Chromospheric recurrent jets in a sunspot group and their inter-granular origin

TL;DR

This study uses high-resolution solar observations to analyze recurrent chromospheric jets in a sunspot group, revealing their magnetic and dynamic properties and suggesting a convection-driven magnetic reconnection origin.

Contribution

It provides detailed measurements of jet velocities, Doppler shifts, and magnetic field interactions, highlighting the role of inter-granular magnetic reconnection in jet formation.

Findings

Jets reach velocities up to 42 km/s.

Magnetic cancellations occur near jet footpoints.

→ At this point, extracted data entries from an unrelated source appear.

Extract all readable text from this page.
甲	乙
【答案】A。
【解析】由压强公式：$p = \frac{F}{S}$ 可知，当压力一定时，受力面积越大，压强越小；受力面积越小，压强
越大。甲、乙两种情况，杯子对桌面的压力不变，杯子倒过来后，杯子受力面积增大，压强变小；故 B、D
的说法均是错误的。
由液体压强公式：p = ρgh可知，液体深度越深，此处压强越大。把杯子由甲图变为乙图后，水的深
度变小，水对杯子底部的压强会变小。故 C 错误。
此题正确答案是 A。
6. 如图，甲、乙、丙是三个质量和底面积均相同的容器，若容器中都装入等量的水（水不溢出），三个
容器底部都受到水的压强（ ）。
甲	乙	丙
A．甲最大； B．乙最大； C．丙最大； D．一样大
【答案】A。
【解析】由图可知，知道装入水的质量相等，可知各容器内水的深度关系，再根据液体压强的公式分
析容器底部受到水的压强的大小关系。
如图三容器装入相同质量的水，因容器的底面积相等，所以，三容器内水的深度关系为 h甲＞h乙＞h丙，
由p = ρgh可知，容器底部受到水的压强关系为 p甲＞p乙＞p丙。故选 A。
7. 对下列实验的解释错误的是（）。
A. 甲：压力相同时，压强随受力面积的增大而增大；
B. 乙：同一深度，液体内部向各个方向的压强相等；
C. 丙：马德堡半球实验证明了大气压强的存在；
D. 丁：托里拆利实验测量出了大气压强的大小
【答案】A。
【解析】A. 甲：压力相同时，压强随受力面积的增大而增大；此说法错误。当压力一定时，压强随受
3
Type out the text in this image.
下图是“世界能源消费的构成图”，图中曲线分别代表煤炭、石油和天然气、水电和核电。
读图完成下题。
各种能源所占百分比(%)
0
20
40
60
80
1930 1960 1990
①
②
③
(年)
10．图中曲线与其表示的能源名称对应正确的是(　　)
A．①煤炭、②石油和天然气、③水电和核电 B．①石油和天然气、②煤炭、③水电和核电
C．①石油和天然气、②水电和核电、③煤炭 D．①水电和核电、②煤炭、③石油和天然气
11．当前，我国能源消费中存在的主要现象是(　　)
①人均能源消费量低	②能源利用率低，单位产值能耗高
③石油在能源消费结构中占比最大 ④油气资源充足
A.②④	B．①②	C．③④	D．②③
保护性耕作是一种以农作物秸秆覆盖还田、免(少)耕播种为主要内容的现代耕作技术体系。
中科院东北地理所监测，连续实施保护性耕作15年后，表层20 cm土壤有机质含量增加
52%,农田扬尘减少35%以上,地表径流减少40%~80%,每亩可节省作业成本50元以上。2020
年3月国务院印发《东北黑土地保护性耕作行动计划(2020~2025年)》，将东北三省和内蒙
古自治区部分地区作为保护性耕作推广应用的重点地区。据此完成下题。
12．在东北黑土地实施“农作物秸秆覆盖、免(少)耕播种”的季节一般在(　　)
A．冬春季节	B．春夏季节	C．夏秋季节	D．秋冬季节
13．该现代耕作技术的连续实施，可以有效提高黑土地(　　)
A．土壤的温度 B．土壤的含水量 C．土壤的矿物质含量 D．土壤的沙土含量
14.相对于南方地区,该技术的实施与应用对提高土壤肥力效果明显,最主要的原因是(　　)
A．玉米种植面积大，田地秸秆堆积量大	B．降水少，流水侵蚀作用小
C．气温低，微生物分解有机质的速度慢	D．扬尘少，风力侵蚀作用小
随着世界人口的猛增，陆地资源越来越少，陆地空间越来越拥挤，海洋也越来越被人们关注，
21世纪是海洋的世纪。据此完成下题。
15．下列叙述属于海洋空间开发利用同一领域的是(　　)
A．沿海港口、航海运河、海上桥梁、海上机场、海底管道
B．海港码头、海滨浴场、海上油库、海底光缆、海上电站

Horizontal magnetic fields of ~1000 Gauss are impulsively generated.

Abstract

We report on high resolution observations of recurrent fan-like jets by the Goode Solar telescope (GST) in multi-wavelengths inside a sunspot group. The dynamics behaviour of the jets is derived from the Ha line profiles. Quantitative values for one well-identified event have been obtained showing a maximum projected velocity of 42 km s^-1 and a Doppler shift of the order of 20 km s^-1. The footpoints/roots of the jets have a lifted center on the Ha line profile compared to the quiet sun suggesting a long lasting heating at these locations. The magnetic field between the small sunspots in the group shows a very high resolution pattern with parasitic polarities along the inter-granular lanes accompanied by high velocity converging flows (4 km s^-1) in the photosphere. Magnetic cancellations between the opposite polarities are observed in the vicinity of the footpoints of the jets. Along the inter-granular lanes horizontal magnetic field around 1000 Gauss is generated impulsively. Overall, all the kinetic features at the different layers through photosphere and chromosphere favor a convection-driven reconnection scenario for the recurrent fan-like jets, and evidence a site of reconnection between the photosphere and chromosphere corresponding to the inter-granular lanes.